I feel, I really feel, the sacred and mild warmth of true patriotism. I will endeavour to make the narrow circle of my friends happy, I will endeavour to give cheerfulness and ease to the peasantry over whom I may command, I will endeavour to give liberty to my country, and I will endeavour to increase the portion of the knowledge and virtue of humankind.

Let us show to Ireland that we have nothing in view but her good; nothing in our hearts but the desire of mutual forgiveness, mutual toleration, and mutual affection; in fine, let every man who feels with me proclaim that if the alternative were offered him of union, or the re-enactment of the penal code in all its pristine horrors, that he would prefer without hesitation the latter, as the lesser and more sufferable evil; that he would rather confide in the justice of his brethren, the Protestants of Ireland, who have already liberated him, than lay his country at the feet of foreigners.

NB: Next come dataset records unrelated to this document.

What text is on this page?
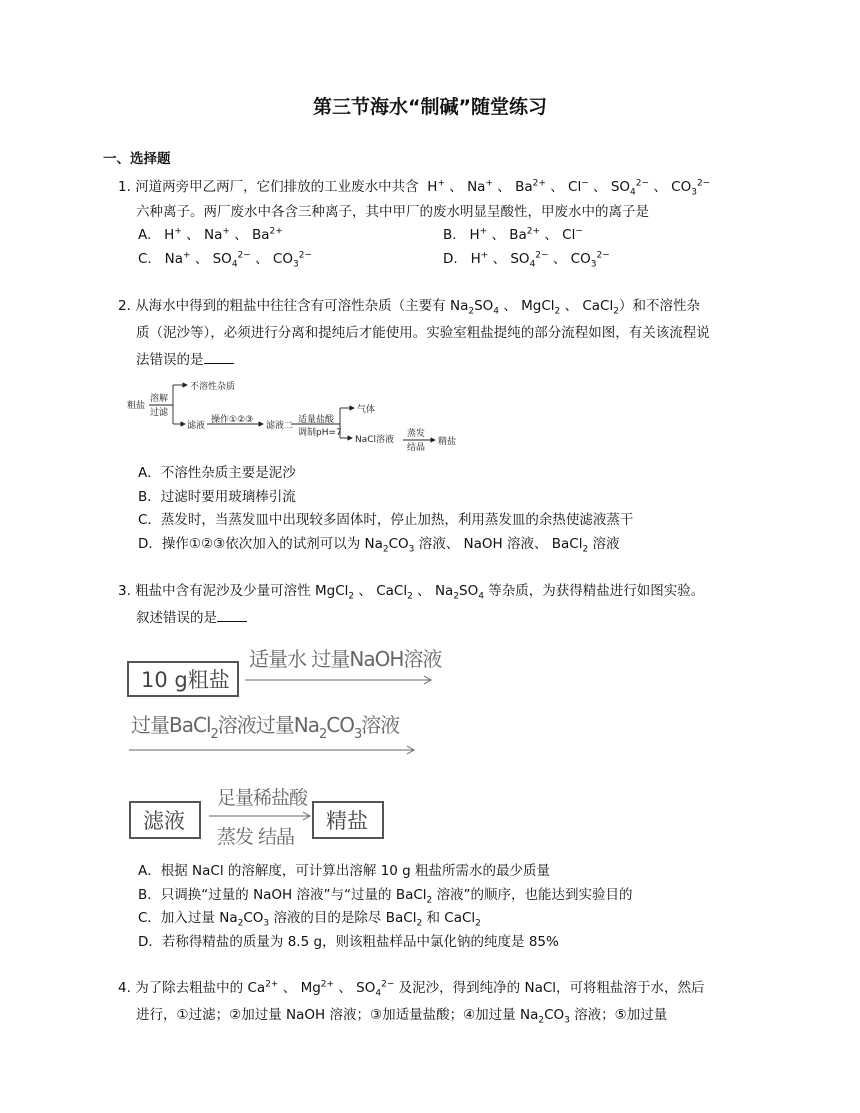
第三节海水“制碱”随堂练习
一、选择题

1. 河道两旁甲乙两厂，它们排放的工业废水中共含 H+ 、 Na+ 、 $Ba^{2+}$ 、 Cl− 、 $SO_4^{2-}$ 、 $CO_3^{2-}$

六种离子。两厂废水中各含三种离子，其中甲厂的废水明显呈酸性，甲废水中的离子是

A. H+ 、 Na+ 、 $Ba^{2+}$	B. H+ 、 $Ba^{2+}$ 、 Cl−
C. Na+ 、 $SO_4^{2-}$ 、 $CO_3^{2-}$	D. H+ 、 $SO_4^{2-}$ 、 $CO_3^{2-}$

2. 从海水中得到的粗盐中往往含有可溶性杂质（主要有 $Na_2SO_4$ 、 MgCl$_2$ 、 CaCl$_2$）和不溶性杂

质（泥沙等），必须进行分离和提纯后才能使用。实验室粗盐提纯的部分流程如图，有关该流程说

法错误的是

粗盐
溶解
过滤
不溶性杂质
滤液
操作①②③
滤液二
适量盐酸
调制pH=7
气体
NaCl溶液
蒸发
结晶
精盐
A．不溶性杂质主要是泥沙
B．过滤时要用玻璃棒引流
C．蒸发时，当蒸发皿中出现较多固体时，停止加热，利用蒸发皿的余热使滤液蒸干
D．操作①②③依次加入的试剂可以为 $Na_2CO_3$ 溶液、 NaOH 溶液、 BaCl$_2$ 溶液

3. 粗盐中含有泥沙及少量可溶性 MgCl$_2$ 、 CaCl$_2$ 、 $Na_2SO_4$ 等杂质，为获得精盐进行如图实验。

叙述错误的是

10 g粗盐
适量水 过量NaOH溶液
过量BaCl$_2$溶液过量$Na_2CO_3$溶液
滤液
足量稀盐酸
蒸发 结晶
精盐
A．根据 NaCl 的溶解度，可计算出溶解 10 g 粗盐所需水的最少质量
B．只调换“过量的 NaOH 溶液”与“过量的 BaCl$_2$ 溶液”的顺序，也能达到实验目的
C．加入过量 $Na_2CO_3$ 溶液的目的是除尽 BaCl$_2$ 和 CaCl$_2$
D．若称得精盐的质量为 8.5 g，则该粗盐样品中氯化钠的纯度是 85%

4. 为了除去粗盐中的 $Ca^{2+}$ 、 $Mg^{2+}$ 、 $SO_4^{2-}$ 及泥沙，得到纯净的 NaCl，可将粗盐溶于水，然后

进行，①过滤；②加过量 NaOH 溶液；③加适量盐酸；④加过量 $Na_2CO_3$ 溶液；⑤加过量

At Taunton this miscreant had the audacity to style me an incendiary! Why, I was a greater incendiary in 1831 than I am at present, if I ever were one; and if I am, he is doubly so, for having employed me. Then he calls me a traitor. My answer to that is, he is a liar. He is a liar in action and in words. His life is a living lie. He is a disgrace to his species. What taste of society must that be that could tolerate such a creature, having the audacity to come forward with one set of principles at one time, and obtain political assistance by reason of those principles, and at another to profess diametrically the reverse? His life, I say again, is a living lie. He is the most degraded of his species and kind, and England is degraded in tolerating, or having upon the face of her society a miscreant of his abominable, foul, and atrocious nature. My language is harsh, and I owe an apology for it; but I will tell you why I owe that apology: it is for this reason, that if there be harsher terms in the British language I should use them, because it is the harshest of all terms that would be descriptive of a wretch of his species. He possesses just the qualities of the impenitent thief who died upon the cross, whose name, I verily believe, must have been D'Israeli. For aught I know, the present D'Israeli is descended from him, and with the impression that he is, I now forgive the heir-at-law of the blasphemous thief who died upon the cross.

The Protestant alone could not expect to liberate his country—the Roman Catholic alone could not do it—neither could the Presbyterian—but amalgamate the three into the Irishman, and the Union is repealed. Learn discretion from your enemies—they have crushed your country by fomenting religious discord—serve her by abandoning it for ever. Let each man give up his share of the mischief—let each man forsake every feeling of rancour. But, I say not this to barter with you, my countrymen—I require no equivalent from you—whatever course you shall take, my mind is fixed—I trample under foot the Catholic claims, if they can interfere with the Repeal; I abandon all wish for emancipation, if it delays that Repeal. Nay, were Mr. Perceval, to-morrow, to offer me the Repeal of the Union, upon the terms of re-enactment the entire penal code, I declare it from my heart, and in the presence of my God, that I would most cheerfully embrace his offer.

Electors of the County Clare! choose between me and Mr. Vesey Fitzgerald; choose between him who has so long cultivated his own interests, and one who seeks only to advance yours; choose between the sworn libeller of the Catholic faith, and one who has devoted his early life to your cause; who has consumed his manhood in a struggle for your liberties, and who has ever lived, and is ready to die for, the integrity, the honour, the purity, of the Catholic faith, and the promotion of Irish freedom and happiness.